Chris challenges us to be forensic detectives, mining the text for every last detail – why is that line-break there, why that change in rhythm, why 'thee' and not 'you'? He'll help you find clues you never knew existed – 'suit the action to the word' and you'll find that Shakespeare's actually telling you to stand next to three soldiers, pat them on the bellies, display a scar on your left arm and sit down at the end. Sitting with a piece of Shakespearean text and applying Chris' techniques to it gives you the gift of a secret conversation with a long-dead genius, who's always happy to help.

Our year (2012-2014) fell very deeply in love with this new Shakespeare. It started with 'Shakespeare Unseens' an exercise that mimics 16th century practice. We're each assigned our character, but have only our own lines and our cues, with no idea who's playing our scene partner, or what they're going to be saying, until they're up on stage playing the scene with us. Never have you seen actors listening harder or using the text better – because there's no room to impose ideas or show off.

We enjoyed this terrifying experience so much that we did it again a year later in our own time, assisted by Chris – and the freedom that we'd all found after training created a crackle of energy and creativity that comes only when you take risks and throw your ego out the door.
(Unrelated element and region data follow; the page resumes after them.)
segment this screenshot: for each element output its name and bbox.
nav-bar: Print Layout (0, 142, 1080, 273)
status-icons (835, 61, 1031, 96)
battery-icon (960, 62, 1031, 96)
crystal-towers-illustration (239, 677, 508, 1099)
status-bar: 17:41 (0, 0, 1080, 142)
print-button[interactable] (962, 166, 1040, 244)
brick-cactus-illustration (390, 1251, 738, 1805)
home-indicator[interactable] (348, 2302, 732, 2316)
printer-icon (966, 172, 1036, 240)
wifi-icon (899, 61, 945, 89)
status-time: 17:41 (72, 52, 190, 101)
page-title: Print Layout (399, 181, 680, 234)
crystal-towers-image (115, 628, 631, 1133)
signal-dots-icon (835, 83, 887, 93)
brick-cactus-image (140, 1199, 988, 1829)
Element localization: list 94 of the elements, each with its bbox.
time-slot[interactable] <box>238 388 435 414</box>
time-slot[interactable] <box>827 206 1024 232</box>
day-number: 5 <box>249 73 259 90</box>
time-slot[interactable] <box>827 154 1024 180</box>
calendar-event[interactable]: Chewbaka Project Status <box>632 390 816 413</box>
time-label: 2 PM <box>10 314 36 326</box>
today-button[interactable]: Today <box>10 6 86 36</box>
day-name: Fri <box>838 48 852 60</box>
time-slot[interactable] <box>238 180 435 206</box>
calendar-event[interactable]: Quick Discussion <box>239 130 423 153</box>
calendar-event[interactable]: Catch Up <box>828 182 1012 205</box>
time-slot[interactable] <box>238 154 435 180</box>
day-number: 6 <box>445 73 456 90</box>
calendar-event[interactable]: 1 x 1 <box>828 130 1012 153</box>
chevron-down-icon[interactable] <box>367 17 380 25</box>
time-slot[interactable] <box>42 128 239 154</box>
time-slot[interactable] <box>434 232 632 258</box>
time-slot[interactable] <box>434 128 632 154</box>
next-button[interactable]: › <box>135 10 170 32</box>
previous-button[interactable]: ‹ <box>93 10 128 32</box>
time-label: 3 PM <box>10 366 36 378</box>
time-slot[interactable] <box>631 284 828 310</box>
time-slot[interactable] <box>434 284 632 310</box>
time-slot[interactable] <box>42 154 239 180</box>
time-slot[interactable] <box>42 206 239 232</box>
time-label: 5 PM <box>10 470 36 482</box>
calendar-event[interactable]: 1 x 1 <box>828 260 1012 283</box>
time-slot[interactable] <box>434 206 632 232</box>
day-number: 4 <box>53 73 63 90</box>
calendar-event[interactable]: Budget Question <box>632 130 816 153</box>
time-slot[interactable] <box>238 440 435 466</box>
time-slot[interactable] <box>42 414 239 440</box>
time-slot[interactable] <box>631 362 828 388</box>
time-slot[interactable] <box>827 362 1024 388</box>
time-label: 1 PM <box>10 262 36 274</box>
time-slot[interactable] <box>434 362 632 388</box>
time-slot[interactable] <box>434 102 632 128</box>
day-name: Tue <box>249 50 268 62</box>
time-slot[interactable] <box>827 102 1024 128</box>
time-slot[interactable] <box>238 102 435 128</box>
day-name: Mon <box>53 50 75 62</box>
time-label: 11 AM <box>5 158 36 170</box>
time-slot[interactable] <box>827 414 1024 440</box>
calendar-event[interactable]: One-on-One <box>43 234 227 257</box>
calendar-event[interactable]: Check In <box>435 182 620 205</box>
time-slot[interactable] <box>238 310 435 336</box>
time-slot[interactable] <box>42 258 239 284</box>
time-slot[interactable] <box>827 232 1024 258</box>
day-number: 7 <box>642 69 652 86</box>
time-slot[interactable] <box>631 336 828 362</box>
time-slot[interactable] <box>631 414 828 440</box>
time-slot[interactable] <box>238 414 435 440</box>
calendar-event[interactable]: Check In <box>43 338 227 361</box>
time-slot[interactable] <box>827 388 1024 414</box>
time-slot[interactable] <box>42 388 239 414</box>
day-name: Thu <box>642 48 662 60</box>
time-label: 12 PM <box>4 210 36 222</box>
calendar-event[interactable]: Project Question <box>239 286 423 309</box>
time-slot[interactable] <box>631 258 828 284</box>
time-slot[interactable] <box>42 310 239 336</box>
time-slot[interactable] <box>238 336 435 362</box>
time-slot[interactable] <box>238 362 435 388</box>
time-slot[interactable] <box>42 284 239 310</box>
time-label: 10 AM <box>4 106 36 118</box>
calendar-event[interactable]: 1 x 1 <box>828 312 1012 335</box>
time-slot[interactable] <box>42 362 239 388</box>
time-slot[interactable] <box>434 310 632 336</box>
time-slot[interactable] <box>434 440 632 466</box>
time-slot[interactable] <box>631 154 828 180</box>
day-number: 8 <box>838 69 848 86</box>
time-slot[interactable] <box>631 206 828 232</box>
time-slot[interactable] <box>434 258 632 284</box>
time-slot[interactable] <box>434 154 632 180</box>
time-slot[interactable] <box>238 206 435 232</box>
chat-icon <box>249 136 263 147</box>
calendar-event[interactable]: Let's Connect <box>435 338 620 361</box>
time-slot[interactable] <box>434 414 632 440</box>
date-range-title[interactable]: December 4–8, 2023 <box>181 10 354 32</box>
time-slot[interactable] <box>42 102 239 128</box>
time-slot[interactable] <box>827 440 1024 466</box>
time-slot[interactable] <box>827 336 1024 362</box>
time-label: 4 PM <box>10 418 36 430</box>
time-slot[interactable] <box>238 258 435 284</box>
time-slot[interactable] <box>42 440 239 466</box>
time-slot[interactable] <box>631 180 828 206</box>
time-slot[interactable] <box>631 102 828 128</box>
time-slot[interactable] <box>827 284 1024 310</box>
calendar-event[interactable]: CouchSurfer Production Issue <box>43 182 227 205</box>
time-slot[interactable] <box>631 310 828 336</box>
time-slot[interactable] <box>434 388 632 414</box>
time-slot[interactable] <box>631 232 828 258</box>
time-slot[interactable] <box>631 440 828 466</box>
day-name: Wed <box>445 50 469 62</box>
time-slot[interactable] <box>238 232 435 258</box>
It's the same freedom that created three of the most unusual and different versions of Leontes you could wish for in our Winter's Tale, and that meant when we auditioned new actors for The Reversed Shakespeare Company, in a room filled with graduates from Guildhall, LAMDA, Bristol, Central and Drama Centre, the people who stood out time and again, and now form the backbone of the company, are almost all from DSL.

All of us come to Shakespeare with different assumptions, and different ideas of how he should be played; DSL asks you to put those aside and just see how the Barton/Pickles combination works for you. It's terrifying because you're giving up so much control – the difference between putting on a Durham accent and just making each of the weird individual sounds that Shakespeare's given you is enormous – but making yourself a vessel for the text and your own spontaneity is easily the most exciting way to do it.

It's no coincidence that our year's gone on to work with Shakespeare a lot over the last twelve months; for many of us, it's our point of difference, the area in which we really excel, because DSL gave us the best teaching that a drama school could. More importantly, the school infused in all of us a deep love and understanding of the text – in people who had always hated Shakespeare, in people who had thought they'd never understand him, the school grew a real passion for his work.

Olivia Vinall wrote a few years ago that she still gets out Chris Pickles' sheets every time she starts work on a new piece of classical text; she has that in common with everyone I know who left DSL. When you see a DSL actor playing consecutive leads in Shakespeare shows at the National, matching Simon Russell Beale, Rory Kinnear and Adrian Lester moment-for-moment, line-for-line, you know the school's doing something right.